Rethinking Federalism explores the power and relevance of
federalism in the contemporary world, and provides a wide-ranging
assessment of its strengths, weaknesses, and potential in a variety of
contexts. Interdisciplinary in its approach, it brings together leading
scholars from law, economics, sociology, and political science, many of
whom draw on their own extensive involvement in the public policy
process. Among the contributors, each writing with the authority of
experience, are Tommaso Padoa-Schioppa and Jacques Pelkmans on the
European Union, Paul Chartrand on Aboriginal rights, Samuel Beer on
North American federalism, Alan Cairns on identity, and Vsevolod
Vasiliev on citizenship after the breakup of the Soviet Union.
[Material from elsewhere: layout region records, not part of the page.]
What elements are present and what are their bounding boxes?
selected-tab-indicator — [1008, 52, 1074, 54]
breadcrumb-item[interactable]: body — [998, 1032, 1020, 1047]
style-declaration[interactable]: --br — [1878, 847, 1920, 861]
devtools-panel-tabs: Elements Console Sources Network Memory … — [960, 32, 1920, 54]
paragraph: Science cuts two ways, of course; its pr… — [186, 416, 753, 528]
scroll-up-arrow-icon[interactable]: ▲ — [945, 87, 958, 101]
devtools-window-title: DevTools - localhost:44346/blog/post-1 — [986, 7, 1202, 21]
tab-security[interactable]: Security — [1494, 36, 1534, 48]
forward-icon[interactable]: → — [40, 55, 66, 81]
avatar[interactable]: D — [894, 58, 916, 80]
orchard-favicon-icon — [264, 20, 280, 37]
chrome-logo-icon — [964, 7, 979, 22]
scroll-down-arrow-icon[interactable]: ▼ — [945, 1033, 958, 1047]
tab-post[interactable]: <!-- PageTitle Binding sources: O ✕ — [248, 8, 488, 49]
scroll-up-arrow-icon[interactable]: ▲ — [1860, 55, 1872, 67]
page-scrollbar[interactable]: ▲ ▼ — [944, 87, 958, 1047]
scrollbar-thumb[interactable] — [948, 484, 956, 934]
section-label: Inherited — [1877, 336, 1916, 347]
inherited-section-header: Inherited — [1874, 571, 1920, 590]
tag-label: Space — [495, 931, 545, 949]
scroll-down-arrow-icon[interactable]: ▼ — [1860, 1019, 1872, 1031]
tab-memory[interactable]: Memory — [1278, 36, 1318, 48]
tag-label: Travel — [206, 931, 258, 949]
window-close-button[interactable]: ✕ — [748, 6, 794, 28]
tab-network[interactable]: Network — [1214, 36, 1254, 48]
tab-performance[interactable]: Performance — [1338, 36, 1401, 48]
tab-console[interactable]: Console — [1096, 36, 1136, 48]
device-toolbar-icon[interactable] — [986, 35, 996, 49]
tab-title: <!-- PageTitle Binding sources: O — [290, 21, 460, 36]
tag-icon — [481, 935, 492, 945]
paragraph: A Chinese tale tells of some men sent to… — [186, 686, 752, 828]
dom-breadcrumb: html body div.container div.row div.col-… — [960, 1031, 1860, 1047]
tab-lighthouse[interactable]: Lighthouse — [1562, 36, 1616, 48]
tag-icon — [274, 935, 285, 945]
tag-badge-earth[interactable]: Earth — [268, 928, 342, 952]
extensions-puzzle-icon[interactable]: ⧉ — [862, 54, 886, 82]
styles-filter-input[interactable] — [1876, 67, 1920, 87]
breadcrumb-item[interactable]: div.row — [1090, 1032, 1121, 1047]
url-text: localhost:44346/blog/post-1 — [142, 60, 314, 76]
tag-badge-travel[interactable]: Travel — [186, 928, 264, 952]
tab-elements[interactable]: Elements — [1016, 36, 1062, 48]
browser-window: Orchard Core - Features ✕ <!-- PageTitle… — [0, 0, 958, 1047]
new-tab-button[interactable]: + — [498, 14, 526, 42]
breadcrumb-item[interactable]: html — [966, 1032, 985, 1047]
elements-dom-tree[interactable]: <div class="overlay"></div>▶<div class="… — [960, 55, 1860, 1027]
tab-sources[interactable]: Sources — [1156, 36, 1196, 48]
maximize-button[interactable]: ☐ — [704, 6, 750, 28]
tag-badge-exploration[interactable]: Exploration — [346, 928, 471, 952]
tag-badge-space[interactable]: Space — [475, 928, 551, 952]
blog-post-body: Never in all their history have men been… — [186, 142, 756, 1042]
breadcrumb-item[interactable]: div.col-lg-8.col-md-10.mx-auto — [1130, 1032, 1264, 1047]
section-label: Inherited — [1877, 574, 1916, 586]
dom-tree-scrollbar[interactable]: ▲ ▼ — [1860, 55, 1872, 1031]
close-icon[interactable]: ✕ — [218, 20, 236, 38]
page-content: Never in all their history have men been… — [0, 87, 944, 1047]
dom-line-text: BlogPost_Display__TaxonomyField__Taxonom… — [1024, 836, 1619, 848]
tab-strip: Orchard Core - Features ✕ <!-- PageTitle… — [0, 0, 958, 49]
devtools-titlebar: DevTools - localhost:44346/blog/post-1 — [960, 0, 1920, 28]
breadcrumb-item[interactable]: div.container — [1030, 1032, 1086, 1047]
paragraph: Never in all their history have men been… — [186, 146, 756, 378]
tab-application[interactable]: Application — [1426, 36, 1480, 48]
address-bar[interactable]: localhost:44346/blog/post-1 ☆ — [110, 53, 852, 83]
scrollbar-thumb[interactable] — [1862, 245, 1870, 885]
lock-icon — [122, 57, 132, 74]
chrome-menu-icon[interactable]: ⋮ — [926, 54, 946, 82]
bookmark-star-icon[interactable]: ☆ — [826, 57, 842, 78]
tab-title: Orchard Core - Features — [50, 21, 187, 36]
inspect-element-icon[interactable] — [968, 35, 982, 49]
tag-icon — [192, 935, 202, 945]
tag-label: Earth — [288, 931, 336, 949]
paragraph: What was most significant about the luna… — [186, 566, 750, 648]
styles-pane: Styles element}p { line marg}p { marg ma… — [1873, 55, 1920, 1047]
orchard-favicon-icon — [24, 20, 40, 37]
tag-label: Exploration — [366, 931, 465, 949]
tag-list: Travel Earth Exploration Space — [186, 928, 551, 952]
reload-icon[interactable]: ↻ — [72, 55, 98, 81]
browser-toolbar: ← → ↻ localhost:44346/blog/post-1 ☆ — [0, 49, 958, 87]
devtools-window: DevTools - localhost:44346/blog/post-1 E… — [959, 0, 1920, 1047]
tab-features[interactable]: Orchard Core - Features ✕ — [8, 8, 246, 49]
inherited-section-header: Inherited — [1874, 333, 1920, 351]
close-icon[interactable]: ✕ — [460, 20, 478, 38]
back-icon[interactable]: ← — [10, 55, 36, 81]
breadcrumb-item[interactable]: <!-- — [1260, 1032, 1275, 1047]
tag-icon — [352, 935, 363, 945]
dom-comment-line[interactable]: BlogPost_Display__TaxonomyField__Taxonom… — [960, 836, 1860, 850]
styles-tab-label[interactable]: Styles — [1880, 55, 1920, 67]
The themes refracted through these different disciplines and
political perspectives include nationalism, minority protection,
representation, and economic integration. The message throughout this
volume is that federalism is not enough -- rights protection and
representation are also of fundamental importance in designing
multi-level governments.

Reviews

One of the best books about comparative federalism since the modern classics of the 1950’s and 1960’s ... a sophisticated reassessment of the nature of value of federalism.